Since the early days of Eastern Standard, growth in the neighborhood has certainly flourished. Haley.Henry owner Haley Fortier opened her second restaurant, Nathálie, in 2018 in a new development by the Fenway’s prolific Samuels & Associates. The return of Eastern Standard just a few blocks away is a boon for upscale spots like hers, Forter predicts. “That’s going to bring more people to the area,” she says. By going up against the standard of sports bars, ES “brought a real restaurant-industry vibe” to Fenway-Kenmore for the first time, Fortier adds.
That legacy continues through the new spot’s late-night hours and support for industry up-and-comers. Chompon “Boong” Boonak, an owner of Brookline Thai cocktail bar Mahaniyom, is planning a pop-up this winter at Equal Measure showcasing the Mahaniyom team’s newest bar concept, Merai.

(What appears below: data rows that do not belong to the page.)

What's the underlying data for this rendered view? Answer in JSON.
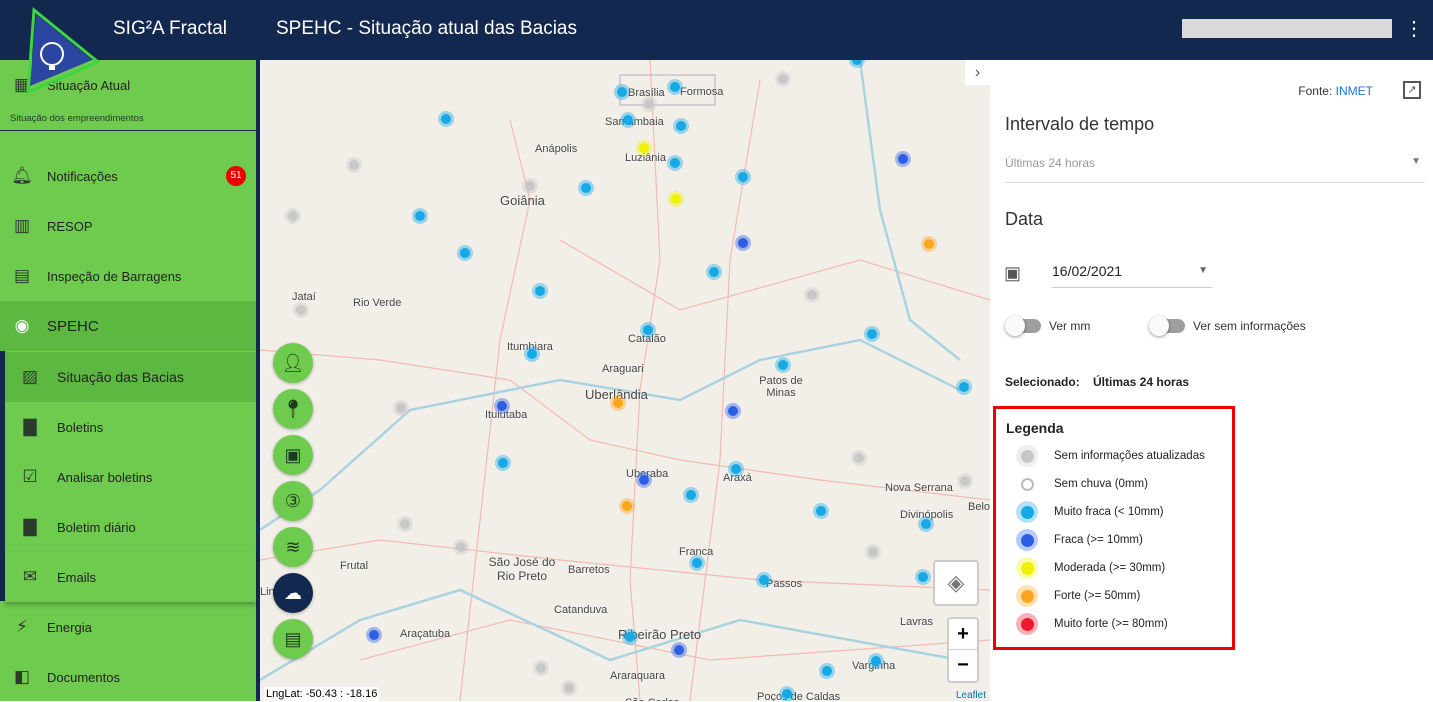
{
  "header": {
    "app_title": "SIG²A Fractal",
    "page_title": "SPEHC - Situação atual das Bacias"
  },
  "sidebar": {
    "items": [
      {
        "label": "Situação Atual",
        "icon": "dashboard-icon"
      },
      {
        "label": "Notificações",
        "icon": "bell-icon",
        "badge": "51"
      },
      {
        "label": "RESOP",
        "icon": "resop-icon"
      },
      {
        "label": "Inspeção de Barragens",
        "icon": "dam-icon"
      },
      {
        "label": "SPEHC",
        "icon": "spehc-icon"
      },
      {
        "label": "Energia",
        "icon": "lightning-icon"
      },
      {
        "label": "Documentos",
        "icon": "documents-icon"
      }
    ],
    "section_caption": "Situação dos empreendimentos",
    "subitems": [
      {
        "label": "Situação das Bacias",
        "icon": "image-icon"
      },
      {
        "label": "Boletins",
        "icon": "document-icon"
      },
      {
        "label": "Analisar boletins",
        "icon": "clipboard-check-icon"
      },
      {
        "label": "Boletim diário",
        "icon": "document-icon"
      },
      {
        "label": "Emails",
        "icon": "mail-icon"
      }
    ]
  },
  "map": {
    "labels": [
      "Brasília",
      "Formosa",
      "Samambaia",
      "Anápolis",
      "Luziânia",
      "Goiânia",
      "Jataí",
      "Rio Verde",
      "Itumbiara",
      "Catalão",
      "Araguari",
      "Patos de Minas",
      "Uberlândia",
      "Ituiutaba",
      "Uberaba",
      "Araxá",
      "Nova Serrana",
      "Divinópolis",
      "Belo",
      "São José do Rio Preto",
      "Barretos",
      "Franca",
      "Passos",
      "Catanduva",
      "Araçatuba",
      "Ribeirão Preto",
      "Lavras",
      "Varginha",
      "Araraquara",
      "São Carlos",
      "Poços de Caldas",
      "Lins",
      "Frutal"
    ],
    "coords": "LngLat: -50.43 : -18.16",
    "attribution": "Leaflet",
    "zoom_in": "+",
    "zoom_out": "−"
  },
  "panel": {
    "source_label": "Fonte:",
    "source_link": "INMET",
    "interval_title": "Intervalo de tempo",
    "interval_value": "Últimas 24 horas",
    "date_title": "Data",
    "date_value": "16/02/2021",
    "toggle_mm": "Ver mm",
    "toggle_noinfo": "Ver sem informações",
    "selected_label": "Selecionado:",
    "selected_value": "Últimas 24 horas"
  },
  "legend": {
    "title": "Legenda",
    "items": [
      {
        "label": "Sem informações atualizadas",
        "color": "#c8c8c8"
      },
      {
        "label": "Sem chuva (0mm)",
        "color": "#ffffff"
      },
      {
        "label": "Muito fraca (< 10mm)",
        "color": "#16a9e6"
      },
      {
        "label": "Fraca (>= 10mm)",
        "color": "#2d5fe6"
      },
      {
        "label": "Moderada (>= 30mm)",
        "color": "#eef200"
      },
      {
        "label": "Forte (>= 50mm)",
        "color": "#ffa51f"
      },
      {
        "label": "Muito forte (>= 80mm)",
        "color": "#f0182e"
      }
    ]
  }
}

Boonak was in grad school at Boston University and bartending at Golden Temple when he started going to the Hawthorne and Eastern Standard. The spots helped Boong find community, he says, because it’s where the industry congregated. So it was an honor when Eastern Standard’s opening bar director Jackson Cannon began frequenting Mahaniyom. The nationally acclaimed drinksmith, who’s back at the new development and getting ready to unveil the forthcoming cocktail bar Equal Measure, eventually asked for Boonak’s rum old-fashioned recipe: It’s now on the drink menu at All That Fish & Oyster as the Mahaniyom Special. Signature cocktails like Eastern Standard’s whiskey smash and espresso martini have also returned, along with a slew of new drinks.

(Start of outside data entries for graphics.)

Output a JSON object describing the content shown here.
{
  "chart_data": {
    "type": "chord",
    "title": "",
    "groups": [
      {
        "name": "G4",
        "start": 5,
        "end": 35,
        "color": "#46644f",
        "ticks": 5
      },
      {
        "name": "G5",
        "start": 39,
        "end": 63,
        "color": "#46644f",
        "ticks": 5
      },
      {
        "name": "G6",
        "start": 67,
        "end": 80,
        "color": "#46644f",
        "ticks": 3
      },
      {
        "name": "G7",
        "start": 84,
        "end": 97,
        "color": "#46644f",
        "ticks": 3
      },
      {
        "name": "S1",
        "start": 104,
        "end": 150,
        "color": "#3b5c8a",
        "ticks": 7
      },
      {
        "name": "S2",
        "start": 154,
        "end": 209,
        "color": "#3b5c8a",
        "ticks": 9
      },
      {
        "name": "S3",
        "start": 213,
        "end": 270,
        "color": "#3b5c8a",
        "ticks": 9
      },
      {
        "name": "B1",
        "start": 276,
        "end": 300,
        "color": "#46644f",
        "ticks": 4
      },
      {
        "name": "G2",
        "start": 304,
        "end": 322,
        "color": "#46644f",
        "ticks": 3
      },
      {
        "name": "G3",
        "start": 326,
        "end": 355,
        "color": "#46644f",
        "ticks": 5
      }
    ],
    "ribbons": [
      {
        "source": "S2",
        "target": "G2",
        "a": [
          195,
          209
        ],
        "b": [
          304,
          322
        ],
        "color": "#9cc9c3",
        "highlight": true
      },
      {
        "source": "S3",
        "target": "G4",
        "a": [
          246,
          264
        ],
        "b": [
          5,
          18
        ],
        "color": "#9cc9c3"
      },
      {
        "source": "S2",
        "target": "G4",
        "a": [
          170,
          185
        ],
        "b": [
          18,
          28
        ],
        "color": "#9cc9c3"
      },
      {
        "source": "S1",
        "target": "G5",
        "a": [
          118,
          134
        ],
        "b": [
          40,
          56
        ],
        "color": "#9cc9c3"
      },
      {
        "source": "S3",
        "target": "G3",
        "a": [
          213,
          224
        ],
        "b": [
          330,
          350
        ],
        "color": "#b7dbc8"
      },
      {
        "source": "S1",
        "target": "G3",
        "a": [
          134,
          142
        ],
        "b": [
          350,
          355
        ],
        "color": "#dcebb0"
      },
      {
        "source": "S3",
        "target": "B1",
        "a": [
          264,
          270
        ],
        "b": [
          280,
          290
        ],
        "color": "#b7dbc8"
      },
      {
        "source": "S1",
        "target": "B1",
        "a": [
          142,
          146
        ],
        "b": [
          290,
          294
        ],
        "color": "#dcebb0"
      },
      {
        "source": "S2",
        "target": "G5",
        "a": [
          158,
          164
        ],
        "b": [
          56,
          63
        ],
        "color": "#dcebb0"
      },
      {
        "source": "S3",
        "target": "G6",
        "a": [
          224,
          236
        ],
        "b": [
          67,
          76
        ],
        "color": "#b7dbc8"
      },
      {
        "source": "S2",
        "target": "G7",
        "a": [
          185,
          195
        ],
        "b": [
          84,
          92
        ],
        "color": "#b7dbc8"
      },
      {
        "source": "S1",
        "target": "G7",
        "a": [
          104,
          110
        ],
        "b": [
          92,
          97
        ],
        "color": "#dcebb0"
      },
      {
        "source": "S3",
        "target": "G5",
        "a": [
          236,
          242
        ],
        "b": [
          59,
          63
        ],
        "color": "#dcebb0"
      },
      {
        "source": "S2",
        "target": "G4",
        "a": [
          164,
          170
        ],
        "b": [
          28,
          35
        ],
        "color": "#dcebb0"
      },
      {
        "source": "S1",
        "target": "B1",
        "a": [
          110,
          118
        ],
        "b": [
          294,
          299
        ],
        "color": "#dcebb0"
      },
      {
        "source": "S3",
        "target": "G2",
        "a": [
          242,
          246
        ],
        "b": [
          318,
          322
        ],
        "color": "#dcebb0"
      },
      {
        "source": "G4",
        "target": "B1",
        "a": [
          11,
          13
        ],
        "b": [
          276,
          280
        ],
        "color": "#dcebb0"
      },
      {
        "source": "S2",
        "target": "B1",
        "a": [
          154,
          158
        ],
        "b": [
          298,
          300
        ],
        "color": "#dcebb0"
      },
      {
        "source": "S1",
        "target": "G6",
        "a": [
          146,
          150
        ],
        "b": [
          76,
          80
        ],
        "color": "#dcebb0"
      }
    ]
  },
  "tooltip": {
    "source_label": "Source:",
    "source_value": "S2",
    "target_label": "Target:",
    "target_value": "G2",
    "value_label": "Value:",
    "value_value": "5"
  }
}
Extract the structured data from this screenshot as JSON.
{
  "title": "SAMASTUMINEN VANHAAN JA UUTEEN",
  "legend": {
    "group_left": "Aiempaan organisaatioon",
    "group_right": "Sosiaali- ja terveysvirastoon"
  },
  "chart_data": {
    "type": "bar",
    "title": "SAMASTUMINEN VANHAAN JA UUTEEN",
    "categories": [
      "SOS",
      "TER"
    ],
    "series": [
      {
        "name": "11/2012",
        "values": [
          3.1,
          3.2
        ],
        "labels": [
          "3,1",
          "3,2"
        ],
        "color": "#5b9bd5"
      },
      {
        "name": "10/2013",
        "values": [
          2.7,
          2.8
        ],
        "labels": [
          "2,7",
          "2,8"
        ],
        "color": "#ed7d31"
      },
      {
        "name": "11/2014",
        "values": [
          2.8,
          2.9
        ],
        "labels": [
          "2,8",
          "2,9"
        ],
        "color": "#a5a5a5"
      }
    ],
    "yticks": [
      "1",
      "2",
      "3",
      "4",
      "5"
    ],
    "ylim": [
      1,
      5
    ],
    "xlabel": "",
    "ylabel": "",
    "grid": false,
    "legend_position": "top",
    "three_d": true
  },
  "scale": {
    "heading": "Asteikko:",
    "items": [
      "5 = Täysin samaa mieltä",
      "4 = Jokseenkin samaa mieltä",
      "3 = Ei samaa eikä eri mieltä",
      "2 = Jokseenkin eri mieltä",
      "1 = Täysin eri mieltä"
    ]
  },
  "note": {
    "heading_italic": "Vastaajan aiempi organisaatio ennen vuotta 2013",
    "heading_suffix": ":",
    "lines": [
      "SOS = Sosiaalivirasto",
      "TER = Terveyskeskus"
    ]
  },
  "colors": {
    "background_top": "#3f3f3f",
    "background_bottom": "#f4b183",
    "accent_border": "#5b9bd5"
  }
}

The original restaurant was nearly 15 years old when it closed. One of Harker’s goals for Eastern Standard’s next decade, he says, was, and remains, to have its food be as acclaimed as its cocktails and hospitality. In 2019, he hired No. 9 Park alum Nemo Bolin as the Kenmore spots’ culinary director. Bolin also worked for Lydia Shire at Locke-Ober and Tony Maws at Craigie Street Bistrot, and he opened Providence’s now-closed Cook & Brown Public House, which earned a 2011 James Beard nomination for Best New Restaurant. So far, Bolin is stewarding old favorites like steak tartare, butterscotch bread pudding, and lamb sausage rigatoni at Eastern Standard; and already impressing local critics “with flavors light and bright” at All That Fish & Oyster.
Harker is also excited to introduce head baker Christopher Wilkins, a fermentation enthusiast who has relocated to Boston from Atlanta, where he worked for Hugh Acheson. Director of operations Sophie Cranin, an alum of Barbara Lynch’s restaurant group, worked with Harker during the pandemic to scale the multi-million-dollar soft-pretzel empire he cofounded.
Any familiar touches aside, “we are starting over,” Harker emphasizes, in a changed landscape. Referring to inconsistent hours, “dumbed down” menus, and rising prices at restaurants across the city, the industry “got so stingy with hospitality over the last couple of years,” he says. “We’re gonna go win back what we lost.”